Scores of dolphins have died along Florida's southwest coast due to the red tide bloom in the past year, federal researchers said.
Figures released by the National Oceanic and Atmospheric Administration showed 174 dolphins were stranded in a mass die-off between last July and last week.
Fish, sea turtles and manatees also have died from the red tide bloom, which has plagued the southwest Florida Gulf Coast since November 2017.
While red tide has diminished since February and the rate of dolphin deaths off Florida's southwest coast has slowed down, researchers in recent months have seen deaths from the secondary effects of red tide.
Those include dolphins consuming fishing gear because the red tide fish kill-off reduced the supply of the dolphin's usual diet of mullet and trout, forcing them to search for food in atypical places, Blair Mase, NOAA's stranding response program coordinator, said Friday.

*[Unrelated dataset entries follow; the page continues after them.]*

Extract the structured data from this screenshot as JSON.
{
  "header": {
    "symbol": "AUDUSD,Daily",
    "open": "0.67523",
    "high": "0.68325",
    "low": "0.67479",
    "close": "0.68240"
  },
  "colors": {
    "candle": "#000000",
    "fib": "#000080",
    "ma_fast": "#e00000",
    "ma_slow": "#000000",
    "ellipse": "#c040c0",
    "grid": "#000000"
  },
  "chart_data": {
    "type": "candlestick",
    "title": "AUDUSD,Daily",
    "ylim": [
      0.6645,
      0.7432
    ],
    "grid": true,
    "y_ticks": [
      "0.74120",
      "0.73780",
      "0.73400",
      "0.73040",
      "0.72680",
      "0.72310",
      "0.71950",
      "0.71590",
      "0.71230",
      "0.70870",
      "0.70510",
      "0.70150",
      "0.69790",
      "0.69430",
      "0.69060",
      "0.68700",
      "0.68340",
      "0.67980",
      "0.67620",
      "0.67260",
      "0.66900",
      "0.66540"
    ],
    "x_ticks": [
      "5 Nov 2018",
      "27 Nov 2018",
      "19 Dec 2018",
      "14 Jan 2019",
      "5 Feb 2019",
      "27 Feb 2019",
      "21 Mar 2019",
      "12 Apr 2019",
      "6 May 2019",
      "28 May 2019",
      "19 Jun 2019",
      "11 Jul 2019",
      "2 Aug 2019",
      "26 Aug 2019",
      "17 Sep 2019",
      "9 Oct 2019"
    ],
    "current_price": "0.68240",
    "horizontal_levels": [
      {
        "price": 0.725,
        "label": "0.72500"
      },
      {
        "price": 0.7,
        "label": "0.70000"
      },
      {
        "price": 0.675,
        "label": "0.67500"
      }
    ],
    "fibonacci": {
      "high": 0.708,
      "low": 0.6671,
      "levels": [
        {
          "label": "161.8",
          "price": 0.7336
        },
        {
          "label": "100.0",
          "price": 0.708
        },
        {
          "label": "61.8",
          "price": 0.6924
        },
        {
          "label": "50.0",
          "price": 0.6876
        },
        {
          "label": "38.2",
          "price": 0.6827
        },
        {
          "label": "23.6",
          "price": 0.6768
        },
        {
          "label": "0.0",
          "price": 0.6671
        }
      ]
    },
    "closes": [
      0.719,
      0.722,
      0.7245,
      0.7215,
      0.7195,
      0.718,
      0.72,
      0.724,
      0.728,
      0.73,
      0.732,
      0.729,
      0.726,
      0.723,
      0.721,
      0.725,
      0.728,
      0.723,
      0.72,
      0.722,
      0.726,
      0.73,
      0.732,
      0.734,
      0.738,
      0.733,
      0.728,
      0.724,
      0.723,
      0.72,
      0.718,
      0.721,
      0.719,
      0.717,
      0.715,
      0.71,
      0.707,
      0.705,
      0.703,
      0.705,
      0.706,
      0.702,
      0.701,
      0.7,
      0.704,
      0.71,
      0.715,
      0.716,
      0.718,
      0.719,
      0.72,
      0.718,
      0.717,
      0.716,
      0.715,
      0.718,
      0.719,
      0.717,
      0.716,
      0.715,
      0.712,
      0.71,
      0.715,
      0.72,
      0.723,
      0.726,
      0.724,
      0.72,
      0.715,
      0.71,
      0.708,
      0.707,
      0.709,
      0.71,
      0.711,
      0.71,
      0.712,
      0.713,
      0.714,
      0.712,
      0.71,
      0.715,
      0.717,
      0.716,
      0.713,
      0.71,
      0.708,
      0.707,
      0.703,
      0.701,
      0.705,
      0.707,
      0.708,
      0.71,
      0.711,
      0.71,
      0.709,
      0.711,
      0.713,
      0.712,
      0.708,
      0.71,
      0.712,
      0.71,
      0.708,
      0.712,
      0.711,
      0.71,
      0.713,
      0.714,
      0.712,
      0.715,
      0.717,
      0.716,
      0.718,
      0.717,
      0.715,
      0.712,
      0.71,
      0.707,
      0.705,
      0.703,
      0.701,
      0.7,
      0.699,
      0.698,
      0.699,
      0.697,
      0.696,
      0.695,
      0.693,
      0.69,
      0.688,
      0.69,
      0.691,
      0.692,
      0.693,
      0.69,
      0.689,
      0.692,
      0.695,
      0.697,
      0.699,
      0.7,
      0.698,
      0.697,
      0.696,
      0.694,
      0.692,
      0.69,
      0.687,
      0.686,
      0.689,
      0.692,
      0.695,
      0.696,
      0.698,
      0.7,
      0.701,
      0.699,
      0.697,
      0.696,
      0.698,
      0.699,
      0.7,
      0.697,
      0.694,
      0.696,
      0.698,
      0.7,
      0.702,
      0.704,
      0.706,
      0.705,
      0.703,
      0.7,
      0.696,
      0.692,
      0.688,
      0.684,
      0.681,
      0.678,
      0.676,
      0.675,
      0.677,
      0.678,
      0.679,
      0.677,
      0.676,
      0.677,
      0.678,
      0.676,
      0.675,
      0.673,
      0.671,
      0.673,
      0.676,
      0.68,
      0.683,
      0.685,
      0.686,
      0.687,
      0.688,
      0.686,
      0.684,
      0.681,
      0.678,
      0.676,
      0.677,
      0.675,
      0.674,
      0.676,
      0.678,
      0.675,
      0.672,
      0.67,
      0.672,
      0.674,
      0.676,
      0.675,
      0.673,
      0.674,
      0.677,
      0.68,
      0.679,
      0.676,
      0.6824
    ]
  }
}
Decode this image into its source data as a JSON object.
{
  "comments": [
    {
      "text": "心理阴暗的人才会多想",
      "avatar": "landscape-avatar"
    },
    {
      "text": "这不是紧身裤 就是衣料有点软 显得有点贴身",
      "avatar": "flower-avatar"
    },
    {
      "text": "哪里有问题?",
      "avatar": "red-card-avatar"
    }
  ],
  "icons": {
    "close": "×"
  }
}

Researchers in recent months also have found unusual food in the dolphins' stomachs, such as crabs and eels.
"We're also seeing underweight animals," Mase said.
Red tides happen naturally and have appeared sporadically off the state's coast for ages, but many believe humans have made the problem worse. This past year's bloom caused respiratory irritations in people near southwest Florida beaches.
At the peak of the red tide crisis last November, more than 50 dolphins were stranded after ingesting the toxic algae or eating contaminated fish, according to NOAA's figures.
However, the past year's dolphin strandings aren't the worst ever. Between 2005 and 2006, 190 dolphins were stranded in a mass die-off from red tide.
Earlier this month, Florida Gov. Ron DeSantis signed a bill directing the state to work with a private marine institute to study and combat the red tide blooms that have hurt the state's fishing and tourism industries.
This tally of dolphin deaths off southwest Florida is separate from another count in the northern Gulf. NOAA reported this month that 279 dolphins were stranded since February from Louisiana to the Florida Panhandle. That was triple the usual number and almost all of the dolphins died.